Our Methodology
How Marlvel.ai provides independent mobile app intelligence reports for the US market. We continuously improve our analysis, accuracy, and coverage.
Last updated: April 4, 2026
Our Mission
Marlvel.ai's mission is to help mobile builders improve their existing apps and create new ones, so they can unleash their creativity. We provide intelligence reports across all 44 App Store categories, covering 2,400+ top apps in the US market. Our reports offer an objective, data-driven view of the mobile app landscape. No app publisher pays for coverage, influences our analysis, or reviews reports before publication. Our goal is simple: give builders the insights they need to make better decisions.
Data Sources
Our analysis is built on publicly available signals from multiple independent sources. We cross-reference data points to reduce bias and increase confidence in our findings.
App Store Listings
Metadata, descriptions, version history, screenshots, and pricing from iOS App Store and Google Play.
User Reviews
Ratings and written reviews from both platforms, analyzed for sentiment patterns, recurring themes, and evolving user perception.
Developer Websites
Official websites, about pages, press releases, and public documentation from app publishers.
Public Market Signals
App store rankings, chart positions, category trends, and competitive landscape data from public sources.
Community Signals
Public discussions and user-generated content that reflect real-world user experience and market perception.
Store Metadata
Technical metadata including bundle identifiers, platform availability, content ratings, and update frequency.
Analysis Pipeline
Each intelligence report is produced through a multi-stage analysis pipeline that combines AI-powered processing with structured analytical frameworks.

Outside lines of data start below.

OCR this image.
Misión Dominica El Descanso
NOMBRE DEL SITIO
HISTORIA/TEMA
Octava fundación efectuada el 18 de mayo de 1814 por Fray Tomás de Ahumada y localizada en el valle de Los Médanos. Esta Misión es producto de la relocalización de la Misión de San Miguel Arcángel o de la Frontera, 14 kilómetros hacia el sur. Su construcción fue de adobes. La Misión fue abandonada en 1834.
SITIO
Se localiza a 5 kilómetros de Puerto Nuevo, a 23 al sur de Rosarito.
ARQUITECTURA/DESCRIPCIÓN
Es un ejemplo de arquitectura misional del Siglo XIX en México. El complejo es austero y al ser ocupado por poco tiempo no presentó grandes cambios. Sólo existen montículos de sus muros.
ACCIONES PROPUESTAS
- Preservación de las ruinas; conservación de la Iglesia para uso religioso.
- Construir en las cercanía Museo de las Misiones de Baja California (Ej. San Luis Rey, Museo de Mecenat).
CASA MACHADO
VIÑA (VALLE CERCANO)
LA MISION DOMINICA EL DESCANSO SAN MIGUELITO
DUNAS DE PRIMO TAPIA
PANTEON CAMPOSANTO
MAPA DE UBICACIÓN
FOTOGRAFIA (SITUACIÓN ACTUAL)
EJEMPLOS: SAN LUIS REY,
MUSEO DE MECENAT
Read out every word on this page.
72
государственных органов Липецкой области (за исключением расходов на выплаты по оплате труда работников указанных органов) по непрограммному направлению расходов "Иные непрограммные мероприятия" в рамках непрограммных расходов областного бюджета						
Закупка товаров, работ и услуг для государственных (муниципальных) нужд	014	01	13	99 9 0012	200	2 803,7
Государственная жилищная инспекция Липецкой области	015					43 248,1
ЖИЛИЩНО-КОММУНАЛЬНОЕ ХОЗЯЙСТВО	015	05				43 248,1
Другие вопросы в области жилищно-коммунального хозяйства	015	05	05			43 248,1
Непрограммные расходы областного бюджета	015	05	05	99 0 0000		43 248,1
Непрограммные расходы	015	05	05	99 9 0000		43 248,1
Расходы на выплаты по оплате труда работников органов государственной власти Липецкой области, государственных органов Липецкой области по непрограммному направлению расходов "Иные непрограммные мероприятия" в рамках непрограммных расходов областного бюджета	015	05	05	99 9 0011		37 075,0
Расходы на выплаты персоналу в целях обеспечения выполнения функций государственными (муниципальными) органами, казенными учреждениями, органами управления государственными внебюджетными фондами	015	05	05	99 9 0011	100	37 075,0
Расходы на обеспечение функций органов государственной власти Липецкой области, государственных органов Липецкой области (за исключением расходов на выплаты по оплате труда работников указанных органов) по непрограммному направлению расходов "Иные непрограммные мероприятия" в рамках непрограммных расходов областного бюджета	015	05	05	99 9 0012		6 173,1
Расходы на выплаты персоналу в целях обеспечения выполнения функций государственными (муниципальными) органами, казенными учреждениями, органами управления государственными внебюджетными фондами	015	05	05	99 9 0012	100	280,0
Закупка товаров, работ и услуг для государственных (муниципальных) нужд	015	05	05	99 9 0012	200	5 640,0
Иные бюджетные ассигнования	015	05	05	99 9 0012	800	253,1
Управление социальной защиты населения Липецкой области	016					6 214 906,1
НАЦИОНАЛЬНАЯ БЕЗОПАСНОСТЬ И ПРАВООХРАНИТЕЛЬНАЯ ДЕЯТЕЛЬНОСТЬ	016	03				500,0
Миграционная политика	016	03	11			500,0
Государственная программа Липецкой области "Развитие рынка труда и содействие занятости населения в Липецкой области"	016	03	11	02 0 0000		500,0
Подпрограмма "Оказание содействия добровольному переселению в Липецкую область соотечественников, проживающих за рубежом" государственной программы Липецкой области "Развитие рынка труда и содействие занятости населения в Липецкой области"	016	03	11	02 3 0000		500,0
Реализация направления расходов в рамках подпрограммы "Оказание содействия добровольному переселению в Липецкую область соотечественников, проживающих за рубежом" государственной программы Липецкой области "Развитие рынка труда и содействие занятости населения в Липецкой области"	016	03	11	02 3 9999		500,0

Signal Collection & Normalization
We aggregate data from all available public sources for a given app. Raw signals are cleaned, deduplicated, and normalized into a structured dataset that can be analyzed consistently across thousands of apps.
Feature & Market Positioning Analysis
Our AI identifies the app's core features, monetization model, target audience, and competitive positioning. Each feature is classified as either a market standard or a differentiator based on category benchmarks.
User Sentiment Analysis
We analyze user reviews across platforms using a 5-level sentiment taxonomy: Thrilled (81-100), Excited (61-80), Mixed (41-60), Frustrated (21-40), Upset (0-20). The score combines star ratings and volume with AI analysis of review text (theme extraction, evidence quoting). This captures both the rating and the reasoning behind it.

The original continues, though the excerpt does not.